Monday, Oct. 03, 1938
Birth of An Englishman
THE DOOR OF LIFE--Enid Bagnold-- Morrow ($2.50).
In "National Velvet" Enid Bagnold won a big U. S. audience with a slight story about an English girl and a race horse.
In The Door of Life she has taken on a bigger theme, which she describes as "the relationship of a mother and young children and unborn children and just-born children," adding her belief that her novel is "the first attempt to portray the very first moments of this relationship in de-tail." Whether or not it is the first attempt, Enid Bagnold's admirers are likely to hope that it will be her last, since The Door of Life gives such a rosy view of the joys of motherhood, contains so many lush emotional passages and so many unreal philosophical conversations about woman's responsibilities, that it might have been written in an effort to check Britain's declining birth rate. Mother of three sons and a daughter, Enid Bagnold in private life is Lady Roderick Jones, wife of the chairman of Reuters, leading British news agency.
The central character of The Door of Life is a middle-aged woman of the upper middle class, who is referred to throughout as "the squire." This in itself is likely to be a little confusing to U. S. readers, who usually think of English squires as ruddy, irascible old gents, more or less akin to Kentucky Colonels. So when they read about the squire picking up her sewing, putting on her evening dress and performing other distinctly feminine duties, their surprise tends to make them miss the point of Miss Bagnold's story. The squire, it turns out, is so called because in the absence of her husband she runs the household. Waiting for the birth of her fifth child, she watches over her three sons and her gentle, intuitive daughter, takes no nonsense from anybody: "Nonsense and a trouble," she thinks, "but it had to go on. No other way of living if you wanted to walk to your grave cloaked in the English life."

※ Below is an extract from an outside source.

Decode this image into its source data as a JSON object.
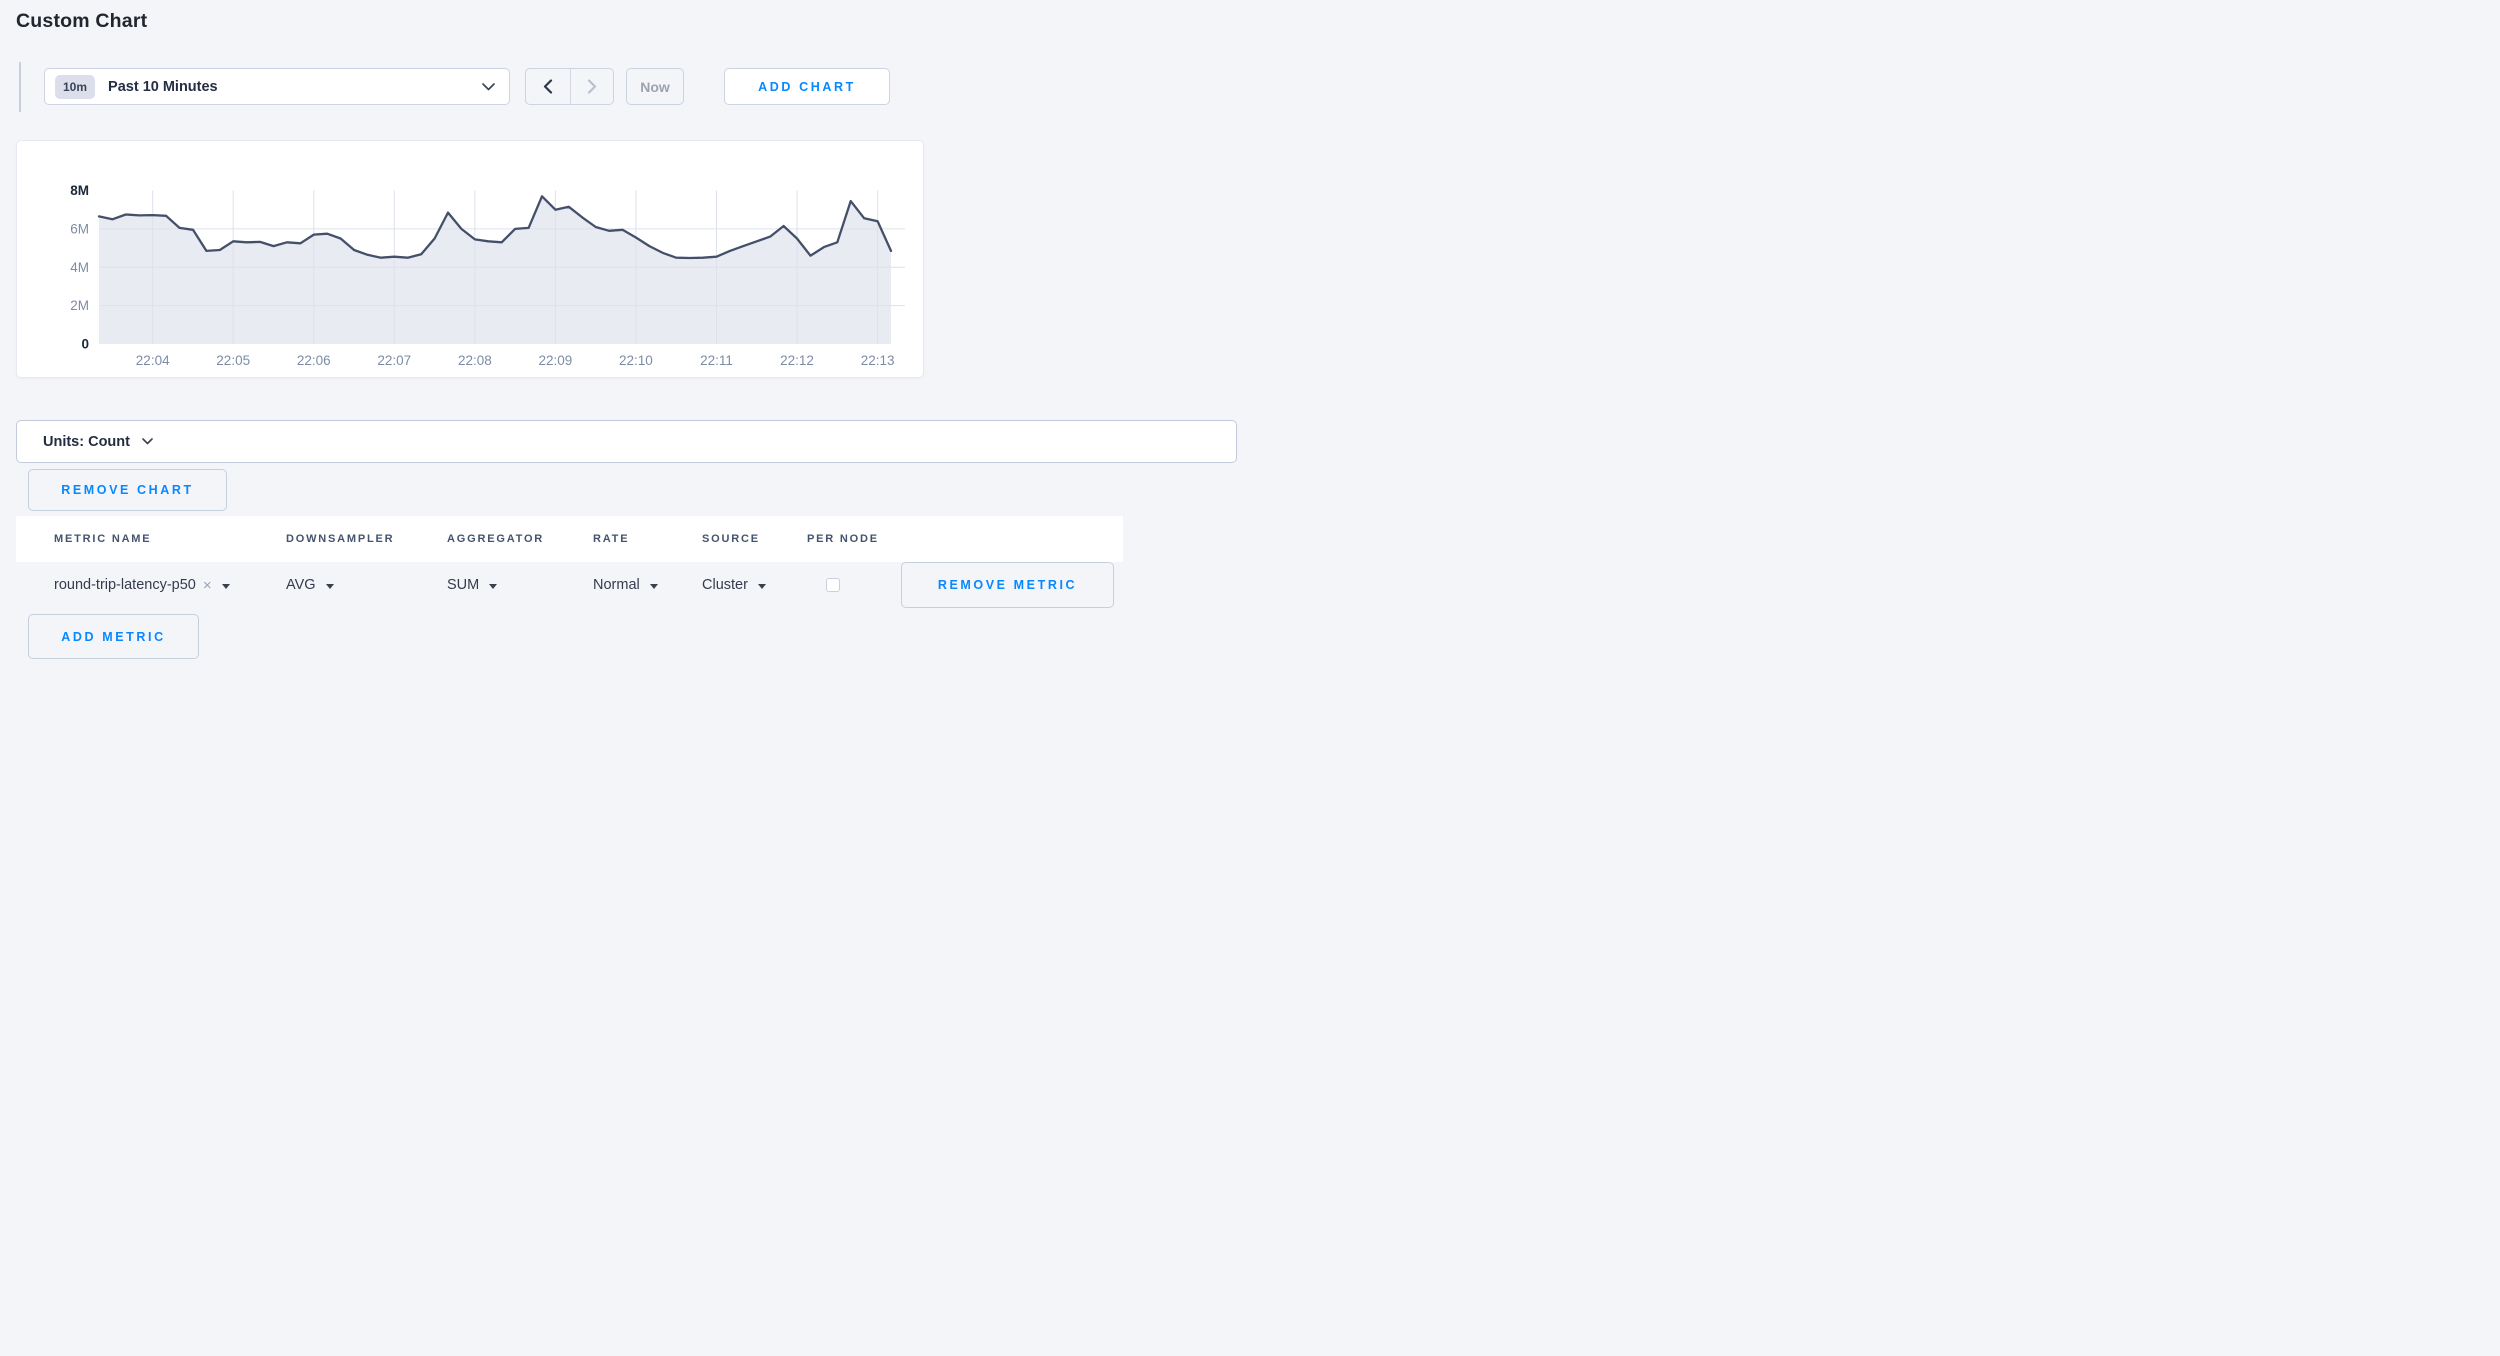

Aside from a few bright glimpses of the children and constant troubles with the help, these reflections make up most of The Door of Life. Although the. squire bears a healthy son without too much trouble, there is such confusion downstairs --the cook leaves because she cannot stand childbirth, another turns out to be immoral, the butler hates women, his substitute is a drunk and a maid is discharged for theft--that readers are likely to forget that Author Bagnold is picturing the fortitude of English mothers, not the corruption of English domestics.